Do you think you’d feel restless if you were sitting on the sidelines, watching the medium continue to evolve?
Who knows? But the nice thing about the Web is that it is so obviously its own organic being. You contribute to it, but you don’t control it. And you don’t want to control it. I like that about it. I think it’s actually changed my politics a little bit. I think I’ve become more libertarian as I’ve understood this medium.
That’s interesting. Your politics have changed because of the nature of the medium itself?
Yes, I’ve become more skeptical of doctrines and more skeptical of ideology and more skeptical of dogmatism. Including my own, occasionally. I think that my faith life, for example, has become more deconstructed than it was and has allowed me to entertain doubt more thoroughly.

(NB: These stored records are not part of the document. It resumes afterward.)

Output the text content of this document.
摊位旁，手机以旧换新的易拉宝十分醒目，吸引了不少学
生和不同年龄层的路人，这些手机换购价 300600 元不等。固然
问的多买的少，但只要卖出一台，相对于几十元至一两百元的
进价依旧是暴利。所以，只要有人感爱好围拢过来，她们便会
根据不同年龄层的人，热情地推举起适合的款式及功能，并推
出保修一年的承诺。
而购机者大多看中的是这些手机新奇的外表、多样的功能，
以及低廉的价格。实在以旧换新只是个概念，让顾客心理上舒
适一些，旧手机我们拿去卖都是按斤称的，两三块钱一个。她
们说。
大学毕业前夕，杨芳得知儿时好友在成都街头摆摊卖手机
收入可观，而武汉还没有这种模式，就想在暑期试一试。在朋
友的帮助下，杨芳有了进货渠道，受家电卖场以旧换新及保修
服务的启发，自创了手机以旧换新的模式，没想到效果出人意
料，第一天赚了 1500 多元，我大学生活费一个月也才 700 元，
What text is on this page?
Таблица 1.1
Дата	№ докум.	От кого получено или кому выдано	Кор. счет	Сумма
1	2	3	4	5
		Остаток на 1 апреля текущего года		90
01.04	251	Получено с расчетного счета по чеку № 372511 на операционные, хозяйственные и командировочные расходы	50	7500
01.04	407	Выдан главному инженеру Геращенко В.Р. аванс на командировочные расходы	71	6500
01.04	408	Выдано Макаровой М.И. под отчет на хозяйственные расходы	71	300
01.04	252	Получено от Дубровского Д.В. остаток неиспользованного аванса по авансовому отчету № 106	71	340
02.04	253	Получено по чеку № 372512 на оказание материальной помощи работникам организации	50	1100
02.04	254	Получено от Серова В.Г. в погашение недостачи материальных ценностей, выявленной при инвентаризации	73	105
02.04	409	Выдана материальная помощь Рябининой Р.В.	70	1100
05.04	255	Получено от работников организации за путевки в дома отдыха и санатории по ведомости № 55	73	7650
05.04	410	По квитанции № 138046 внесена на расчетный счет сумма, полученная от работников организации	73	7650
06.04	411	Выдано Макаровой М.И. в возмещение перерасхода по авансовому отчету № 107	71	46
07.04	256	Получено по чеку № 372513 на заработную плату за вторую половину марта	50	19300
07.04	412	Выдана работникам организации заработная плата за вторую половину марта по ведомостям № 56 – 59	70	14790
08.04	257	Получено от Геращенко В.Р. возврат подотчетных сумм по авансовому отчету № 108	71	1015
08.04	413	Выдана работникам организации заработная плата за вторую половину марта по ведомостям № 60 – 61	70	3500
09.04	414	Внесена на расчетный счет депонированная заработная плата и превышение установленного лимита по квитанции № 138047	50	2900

But of course, it also helps to have been fantastically wrong about the Iraq War, the most important decision made in national life in a long time, and to have spent the last five years accounting for that and trying to explain that and understand it better. I think my readers—I hope, anyway—forgive me for some of that, as long as I’m candid and honest about it.
The task of talking out loud about one’s own mistakes is a very helpful thing to do. I think it’s more helpful than pretending you know everything and proclaiming every now and again from some high horse what the truth is. Blogging is a whole new way of writing, and a new way of experiencing the world. It’s very real and very human.